Apa tanggapan Anda terkait akan dikelolanya blok CPP oleh PT BSP?

Kan hanya dua perusahaan yang boleh ikut lelang pengelolaan blok CPP untuk 20 tahun ke depan. Keduanya adalah operator (patungan) blok CPP saat ini, yakni PT BSP dan Pertamina.

Dari sisi produksi, apakah pengambilalihan blok CPP menguntungkan?

Ini dia persoalannya. blok CPP sudah sangat mature produksi puncak ketika dikelola PT CPI mencapai lebih 65.000 barel per hari. Dan ketika blok CPP diserahkan kepada BOB CPP tahun 2002 produksinya 40.000 barel per hari. Sekarang produksi tinggal 8.000 barel per hari.

Apa yang mau diharapkan dengan produksi segitu?

Sayangnya, PT BSP sangat tertutup dan terlalu percaya diri. Sehingga mengabaikan untuk melibatkan pihak kedua yang lebih berpengalaman dalam operasi produksi maupun alih kelola blok migas yang penuh risiko itu.

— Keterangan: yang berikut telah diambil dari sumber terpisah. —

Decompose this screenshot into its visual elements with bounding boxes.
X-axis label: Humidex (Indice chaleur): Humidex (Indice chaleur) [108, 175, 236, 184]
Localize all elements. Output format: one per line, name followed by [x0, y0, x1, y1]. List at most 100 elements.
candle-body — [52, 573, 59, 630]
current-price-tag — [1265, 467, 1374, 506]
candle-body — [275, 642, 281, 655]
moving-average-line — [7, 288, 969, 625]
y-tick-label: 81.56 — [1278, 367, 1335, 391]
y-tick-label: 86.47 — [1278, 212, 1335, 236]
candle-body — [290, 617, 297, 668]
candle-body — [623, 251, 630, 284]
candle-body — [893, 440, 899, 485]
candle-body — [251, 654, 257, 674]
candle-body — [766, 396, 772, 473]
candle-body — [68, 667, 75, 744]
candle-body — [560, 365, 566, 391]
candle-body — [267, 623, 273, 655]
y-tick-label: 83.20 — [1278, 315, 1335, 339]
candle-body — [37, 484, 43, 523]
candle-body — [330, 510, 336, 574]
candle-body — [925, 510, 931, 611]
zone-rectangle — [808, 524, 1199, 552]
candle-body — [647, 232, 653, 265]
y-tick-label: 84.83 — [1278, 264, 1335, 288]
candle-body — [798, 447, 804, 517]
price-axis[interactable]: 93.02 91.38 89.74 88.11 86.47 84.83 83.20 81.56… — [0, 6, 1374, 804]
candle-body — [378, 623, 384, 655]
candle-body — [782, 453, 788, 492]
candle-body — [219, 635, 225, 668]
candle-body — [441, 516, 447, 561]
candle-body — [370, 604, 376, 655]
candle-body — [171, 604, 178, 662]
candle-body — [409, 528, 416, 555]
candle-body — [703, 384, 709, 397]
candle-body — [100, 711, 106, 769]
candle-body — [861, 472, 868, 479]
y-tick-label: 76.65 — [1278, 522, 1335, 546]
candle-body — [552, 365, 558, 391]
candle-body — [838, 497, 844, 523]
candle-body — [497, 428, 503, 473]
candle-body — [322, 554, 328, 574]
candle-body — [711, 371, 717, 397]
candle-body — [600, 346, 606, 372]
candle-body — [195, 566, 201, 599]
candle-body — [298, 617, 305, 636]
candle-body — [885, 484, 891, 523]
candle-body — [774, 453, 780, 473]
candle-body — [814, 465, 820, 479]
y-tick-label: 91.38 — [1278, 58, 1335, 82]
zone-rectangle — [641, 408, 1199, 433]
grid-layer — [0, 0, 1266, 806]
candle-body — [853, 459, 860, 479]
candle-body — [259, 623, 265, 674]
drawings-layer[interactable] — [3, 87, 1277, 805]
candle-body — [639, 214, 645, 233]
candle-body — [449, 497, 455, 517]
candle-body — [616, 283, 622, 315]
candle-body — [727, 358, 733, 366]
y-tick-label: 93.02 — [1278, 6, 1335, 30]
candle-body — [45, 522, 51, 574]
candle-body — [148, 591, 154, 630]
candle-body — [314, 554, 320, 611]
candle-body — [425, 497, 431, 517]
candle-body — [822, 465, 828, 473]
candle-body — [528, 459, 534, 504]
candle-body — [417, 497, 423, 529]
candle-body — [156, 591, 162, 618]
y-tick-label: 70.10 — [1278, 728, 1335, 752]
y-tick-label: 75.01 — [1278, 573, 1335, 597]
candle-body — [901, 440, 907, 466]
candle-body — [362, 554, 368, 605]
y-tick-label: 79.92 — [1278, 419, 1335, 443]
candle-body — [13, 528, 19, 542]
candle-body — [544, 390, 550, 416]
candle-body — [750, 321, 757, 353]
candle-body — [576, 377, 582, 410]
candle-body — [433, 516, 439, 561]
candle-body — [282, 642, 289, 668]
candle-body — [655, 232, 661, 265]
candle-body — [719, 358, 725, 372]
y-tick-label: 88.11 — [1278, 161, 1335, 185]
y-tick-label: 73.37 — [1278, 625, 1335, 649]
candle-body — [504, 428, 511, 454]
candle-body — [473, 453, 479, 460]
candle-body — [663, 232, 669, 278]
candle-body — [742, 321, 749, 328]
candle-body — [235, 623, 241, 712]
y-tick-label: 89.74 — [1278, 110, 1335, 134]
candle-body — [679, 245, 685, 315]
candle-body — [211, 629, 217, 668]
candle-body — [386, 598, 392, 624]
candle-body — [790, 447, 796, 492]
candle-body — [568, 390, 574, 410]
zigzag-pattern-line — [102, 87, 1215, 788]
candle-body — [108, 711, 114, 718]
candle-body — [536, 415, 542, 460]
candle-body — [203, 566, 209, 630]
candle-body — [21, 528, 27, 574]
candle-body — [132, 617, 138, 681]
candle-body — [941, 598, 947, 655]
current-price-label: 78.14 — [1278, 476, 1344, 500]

Kita sejak awal sudah memperkirakan blok CPP akan dilepas Pertamina Hulu. Karena Pertamina sudah mendapat blok Rokan, sebuah blok migas raksasa di Indonesia.

Sehingga sumber daya Pertamina sepenuhnya akan didedikasikan ke blok Rokan yang memang memerlukan sumber daya lebih. Baik berupa uang (pendanaan), human capital (SDM) dan teknologi canggih/mahal (tinggi).

Dari analisa Anda, mengapa PT BSP mau mengambil resiko mengelola blok CPP tersebut?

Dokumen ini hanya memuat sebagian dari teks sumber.